Приедет мама на выходные дни. Они быстро промелькнут, и снова вагонная дверь будет ей напоминать дом. Будет тревожно и грустно, а рядом работа, живая, разноголосая, которой нет дела до маминых горьких дум, этой живой работе нужны забота и участие, врачевание и строгость, чтобы потом получилась в цирке складная сказка.
Кажется, тепловоз сбавил ход, или мне только почудилось торможение. Насторожились собаки, замерла лисица, и как-то сразу притих весь вагон. Толчок, остановка. Открываю дверь. Платформа.
— Скажите, где мы?
— Горький, товарная станция.
— Наконец-то!
— Как доехали? Ветврач нужен? Живность в порядке?
— Да-да. Только очень устали. Нельзя ли поскорее разгрузить?
— Хлеб-соль и радость мы разгружаем в первую очередь.
— Два вагона, платформа под разгрузку. Четвёртый путь. Будьте осторожны: цирк!
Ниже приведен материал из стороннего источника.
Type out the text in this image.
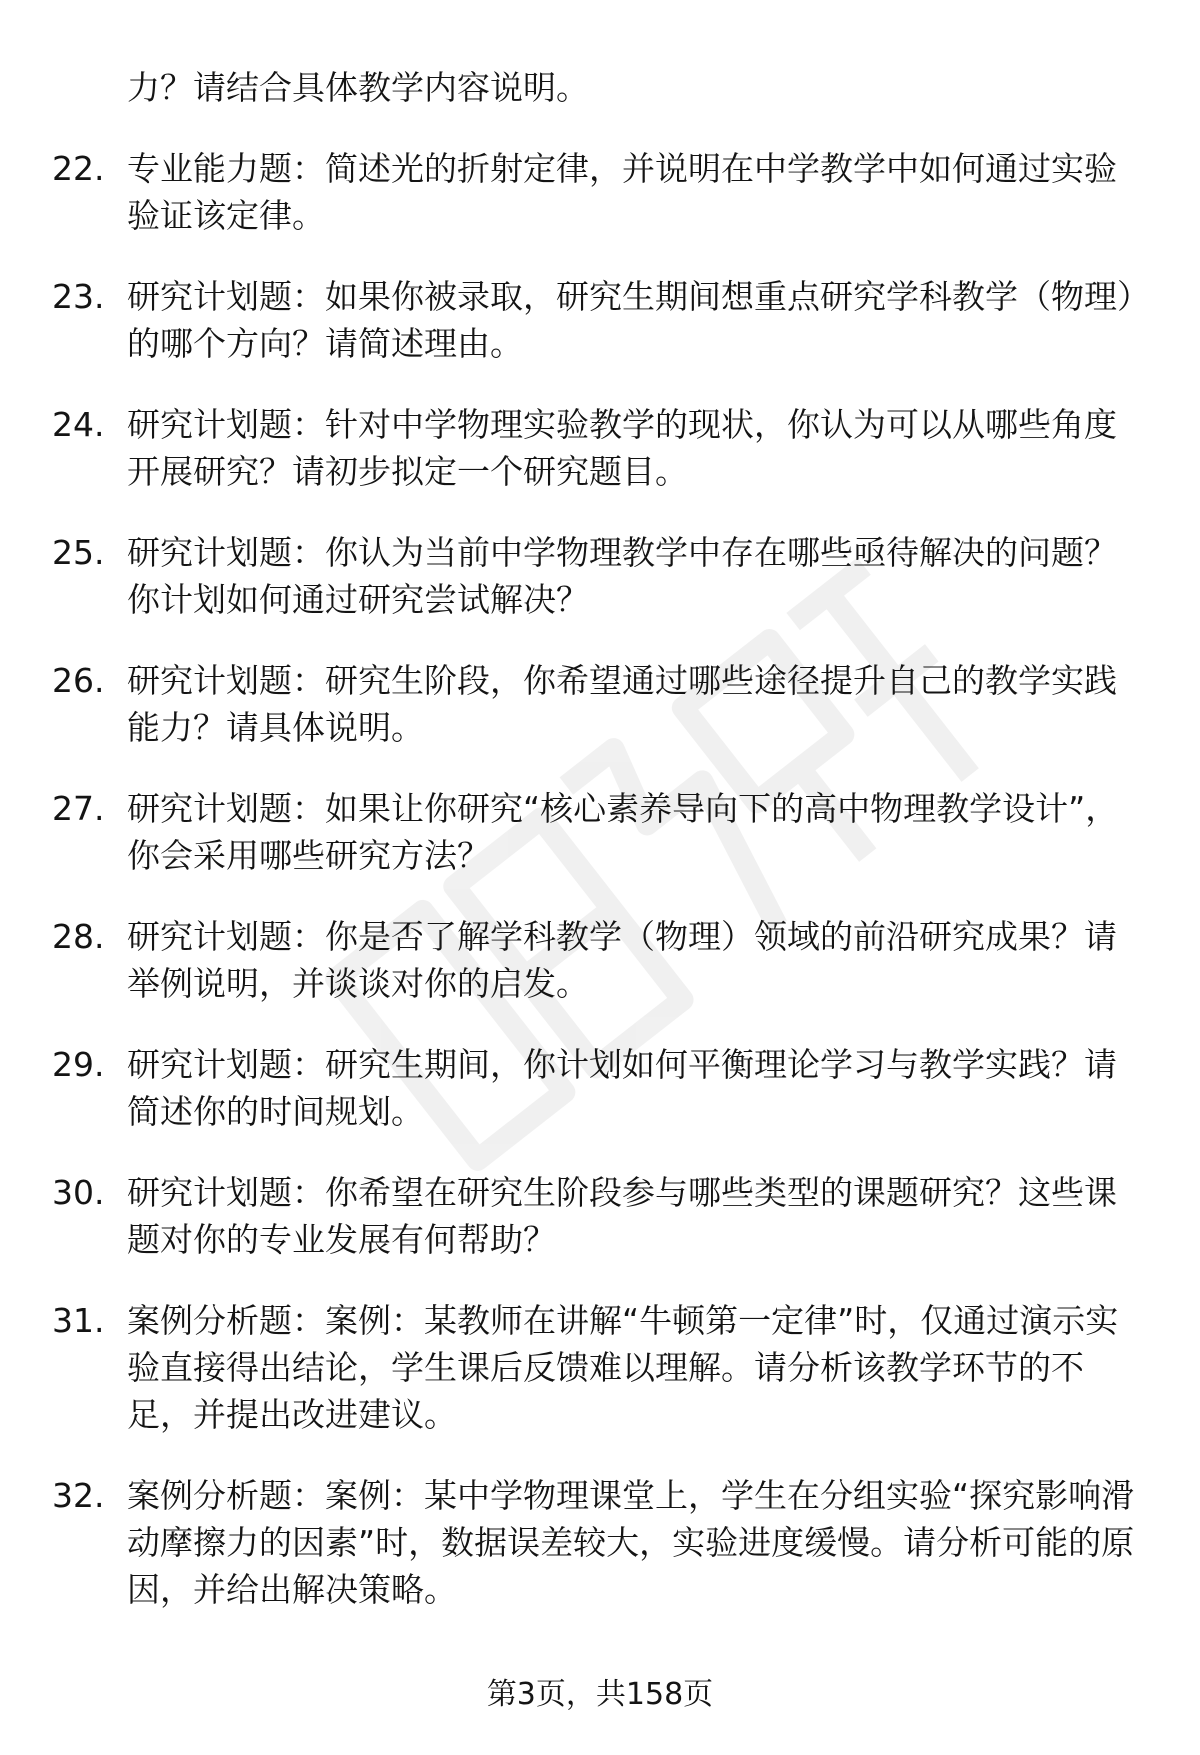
力？请结合具体教学内容说明。
22. 专业能力题：简述光的折射定律，并说明在中学教学中如何通过实验验证该定律。
23. 研究计划题：如果你被录取，研究生期间想重点研究学科教学（物理）的哪个方向？请简述理由。
24. 研究计划题：针对中学物理实验教学的现状，你认为可以从哪些角度开展研究？请初步拟定一个研究题目。
25. 研究计划题：你认为当前中学物理教学中存在哪些亟待解决的问题？你计划如何通过研究尝试解决？
26. 研究计划题：研究生阶段，你希望通过哪些途径提升自己的教学实践能力？请具体说明。
27. 研究计划题：如果让你研究“核心素养导向下的高中物理教学设计”，你会采用哪些研究方法？
28. 研究计划题：你是否了解学科教学（物理）领域的前沿研究成果？请举例说明，并谈谈对你的启发。
29. 研究计划题：研究生期间，你计划如何平衡理论学习与教学实践？请简述你的时间规划。
30. 研究计划题：你希望在研究生阶段参与哪些类型的课题研究？这些课题对你的专业发展有何帮助？
31. 案例分析题：案例：某教师在讲解“牛顿第一定律”时，仅通过演示实验直接得出结论，学生课后反馈难以理解。请分析该教学环节的不足，并提出改进建议。
32. 案例分析题：案例：某中学物理课堂上，学生在分组实验“探究影响滑动摩擦力的因素”时，数据误差较大，实验进度缓慢。请分析可能的原因，并给出解决策略。
第3页，共158页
Потом в полночь, устроив всех в цирковой конюшне, сложив телогрейку в сундук и отмыв руки от копоти и пыли, я буду на телеграфе. Ты, конечно, ещё не спишь. Папа только пришёл со спектакля, и ты его ждёшь, маленький сын артистов, с нарушенным режимом дня. Это очень плохо, что ты поздно засыпаешь. Но как хорошо, что Миша Болдуман, мой сын, называет меня мама-Болдумама.
— Михайлушка! Это я мама! Я скоро приеду. Что?! Кто тебе это сказал?
— Телефон. Сначала междугородная, а потом твой голос. Папа мне объяснил, что вы разные артисты. Он народный, а ты междугородная. А я сразу понял, ведь так по телефону говорят.
— Спокойной ночи, мальчик! Я скоро приеду.
Потом, покачиваясь от непрошедшей привычки двигаться на ходу поезда, я возвращаюсь в цирк. Иду, улыбаясь новым улицам, тёмным силуэтам домов, ярким звёздам.